The opening performance at the Rotunda presented two newly recompiled scores sourced from snippets of sheet music, historic recordings, and individual testimony. Though both compositions are notable, “Femenine” is of particular importance because of its length, roughly 73 minutes — a feat of utter endurance from the group of musicians, who were visibly exhausted and wrecked by the physical stress of the composition, which is an Eastman staple. This piece is also a metaphorical expression of gender; Eastman was known to transgress gender norms in his work, and though this was usually more overt, such as eschewing on occasion a men’s suit for a dress during piano performances, he was infinitely capable of subtlety as well: “Femenine” is composed around a whole-step measure, just E♭ to F played on a vibraphone, and the wild, layered instrumentation between those anchoring notes seems to expand the refrain itself as if it were illustrating something much more manifold and mystical.

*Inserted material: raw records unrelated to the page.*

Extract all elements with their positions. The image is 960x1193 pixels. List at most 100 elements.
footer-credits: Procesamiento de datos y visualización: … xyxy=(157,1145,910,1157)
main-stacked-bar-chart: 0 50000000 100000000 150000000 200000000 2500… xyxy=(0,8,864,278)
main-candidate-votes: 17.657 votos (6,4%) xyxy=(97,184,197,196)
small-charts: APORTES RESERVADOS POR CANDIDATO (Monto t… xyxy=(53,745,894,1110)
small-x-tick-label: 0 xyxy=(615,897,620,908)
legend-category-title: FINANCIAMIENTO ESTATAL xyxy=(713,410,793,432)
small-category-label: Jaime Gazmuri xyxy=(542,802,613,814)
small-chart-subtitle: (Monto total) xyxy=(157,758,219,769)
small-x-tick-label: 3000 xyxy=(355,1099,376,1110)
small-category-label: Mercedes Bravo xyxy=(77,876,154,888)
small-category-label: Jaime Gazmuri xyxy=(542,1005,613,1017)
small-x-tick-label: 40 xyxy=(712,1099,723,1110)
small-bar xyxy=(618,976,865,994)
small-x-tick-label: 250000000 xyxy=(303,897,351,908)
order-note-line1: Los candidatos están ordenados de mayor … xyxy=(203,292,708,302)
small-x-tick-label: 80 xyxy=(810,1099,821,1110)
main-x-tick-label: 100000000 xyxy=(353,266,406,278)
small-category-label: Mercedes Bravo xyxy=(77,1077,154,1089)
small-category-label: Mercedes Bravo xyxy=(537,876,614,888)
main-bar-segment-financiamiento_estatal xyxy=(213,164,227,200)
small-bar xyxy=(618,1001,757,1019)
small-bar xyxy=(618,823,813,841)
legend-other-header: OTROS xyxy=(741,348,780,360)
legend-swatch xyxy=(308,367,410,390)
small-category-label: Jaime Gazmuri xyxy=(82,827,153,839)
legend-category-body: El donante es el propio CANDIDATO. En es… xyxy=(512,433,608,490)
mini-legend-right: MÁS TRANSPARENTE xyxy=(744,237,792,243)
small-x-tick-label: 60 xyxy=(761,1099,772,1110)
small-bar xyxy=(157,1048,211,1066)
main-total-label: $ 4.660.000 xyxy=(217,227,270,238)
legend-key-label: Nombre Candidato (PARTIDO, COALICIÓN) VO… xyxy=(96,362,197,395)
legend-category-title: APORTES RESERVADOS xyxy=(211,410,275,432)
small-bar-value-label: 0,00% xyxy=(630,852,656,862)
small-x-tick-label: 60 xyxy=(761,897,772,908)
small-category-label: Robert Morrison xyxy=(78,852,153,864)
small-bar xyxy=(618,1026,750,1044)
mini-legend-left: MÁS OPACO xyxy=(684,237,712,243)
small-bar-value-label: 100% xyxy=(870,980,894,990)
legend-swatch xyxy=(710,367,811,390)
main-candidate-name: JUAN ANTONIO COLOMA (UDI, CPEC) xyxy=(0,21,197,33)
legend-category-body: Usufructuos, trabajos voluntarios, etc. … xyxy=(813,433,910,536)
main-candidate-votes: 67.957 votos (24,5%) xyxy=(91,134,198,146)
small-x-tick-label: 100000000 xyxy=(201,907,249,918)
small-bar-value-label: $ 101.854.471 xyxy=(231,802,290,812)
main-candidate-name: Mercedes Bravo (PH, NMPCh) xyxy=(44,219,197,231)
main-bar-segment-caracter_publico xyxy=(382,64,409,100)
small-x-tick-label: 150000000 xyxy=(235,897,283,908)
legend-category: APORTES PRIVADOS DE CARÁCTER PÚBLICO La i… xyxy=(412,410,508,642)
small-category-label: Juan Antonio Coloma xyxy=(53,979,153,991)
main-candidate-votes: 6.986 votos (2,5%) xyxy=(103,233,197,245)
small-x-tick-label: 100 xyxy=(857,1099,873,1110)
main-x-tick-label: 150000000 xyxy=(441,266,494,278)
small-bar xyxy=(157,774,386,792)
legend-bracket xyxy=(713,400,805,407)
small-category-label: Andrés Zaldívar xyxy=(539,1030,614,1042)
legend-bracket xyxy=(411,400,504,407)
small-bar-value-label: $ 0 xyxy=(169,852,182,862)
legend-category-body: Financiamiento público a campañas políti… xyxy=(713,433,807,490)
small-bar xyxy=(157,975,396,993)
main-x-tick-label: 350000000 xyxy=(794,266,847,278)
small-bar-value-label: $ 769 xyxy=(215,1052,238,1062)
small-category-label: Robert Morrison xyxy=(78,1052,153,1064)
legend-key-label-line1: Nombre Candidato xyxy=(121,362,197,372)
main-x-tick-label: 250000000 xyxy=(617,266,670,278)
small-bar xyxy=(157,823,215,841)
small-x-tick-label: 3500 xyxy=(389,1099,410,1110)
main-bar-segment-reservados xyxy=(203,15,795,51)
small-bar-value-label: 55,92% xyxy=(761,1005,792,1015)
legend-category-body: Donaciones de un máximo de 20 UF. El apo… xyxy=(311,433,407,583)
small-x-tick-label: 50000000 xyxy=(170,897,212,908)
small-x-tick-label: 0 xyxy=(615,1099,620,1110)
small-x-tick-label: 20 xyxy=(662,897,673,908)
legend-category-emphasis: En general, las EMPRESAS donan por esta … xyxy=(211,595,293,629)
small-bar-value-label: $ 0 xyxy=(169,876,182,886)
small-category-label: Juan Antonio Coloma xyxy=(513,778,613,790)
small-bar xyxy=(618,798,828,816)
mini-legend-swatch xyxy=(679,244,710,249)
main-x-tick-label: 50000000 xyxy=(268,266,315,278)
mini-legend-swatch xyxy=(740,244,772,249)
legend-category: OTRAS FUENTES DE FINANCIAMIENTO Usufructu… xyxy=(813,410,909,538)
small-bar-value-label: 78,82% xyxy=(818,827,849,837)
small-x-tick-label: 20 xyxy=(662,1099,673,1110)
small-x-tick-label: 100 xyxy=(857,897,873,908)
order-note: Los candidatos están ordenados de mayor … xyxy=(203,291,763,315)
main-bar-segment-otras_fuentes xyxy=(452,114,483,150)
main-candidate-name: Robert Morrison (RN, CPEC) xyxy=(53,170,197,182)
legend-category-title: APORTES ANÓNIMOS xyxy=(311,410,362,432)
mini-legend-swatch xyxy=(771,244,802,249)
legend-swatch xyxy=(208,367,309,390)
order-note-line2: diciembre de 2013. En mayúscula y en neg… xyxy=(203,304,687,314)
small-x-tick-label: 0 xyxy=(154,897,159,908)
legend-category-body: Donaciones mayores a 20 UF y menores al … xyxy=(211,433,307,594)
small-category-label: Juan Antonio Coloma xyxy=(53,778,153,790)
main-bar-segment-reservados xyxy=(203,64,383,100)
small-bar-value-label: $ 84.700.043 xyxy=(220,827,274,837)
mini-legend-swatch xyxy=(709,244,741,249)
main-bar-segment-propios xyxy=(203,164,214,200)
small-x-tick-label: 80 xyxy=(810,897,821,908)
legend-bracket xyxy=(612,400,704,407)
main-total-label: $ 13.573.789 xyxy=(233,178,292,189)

Much like the taxing work of performing his music, synthesizing the pieces of Eastman’s life is also exhausting. “I don’t know if he wants to be fully revealed,” McClodden said. “I mean, the more you read a little bit about the way he moved, he was very ephemeral. He didn’t really care.” Before I leave her, she’s back at the gallery table on a laptop, showing me some images that she couldn’t get permission to display, and sharing how when she started work on this project she had a naïve image in her head of Eastman just “lying in the flowers” and composing all day. She recognizes that even though she’s pulled together what she has of Eastman, he’s still so much farther beyond what she could ever know.
McClodden does have an actual image of Eastman making a painting surrounded by a field of flowers, though. She pulls it up, and we both laugh, and she says to me, “There’s a [companion piece to ‘Femenine’] called ‘Masculine’ that’s lost, and I just want to know: What did it sound like? There’s still hope.” She explains she’s in touch with someone in New York who performed with him and is willing to share an unknown recording. “This is what’s happening: You show and then the people, the oddest folks, are like, ‘I was there. I still have the sheet music.’ So, we’re going to meet with her, and I’m going to listen to this music and see if I can hear him. It’s really an exciting thing. He’s very alive. It’s not dead. It’s not finished.”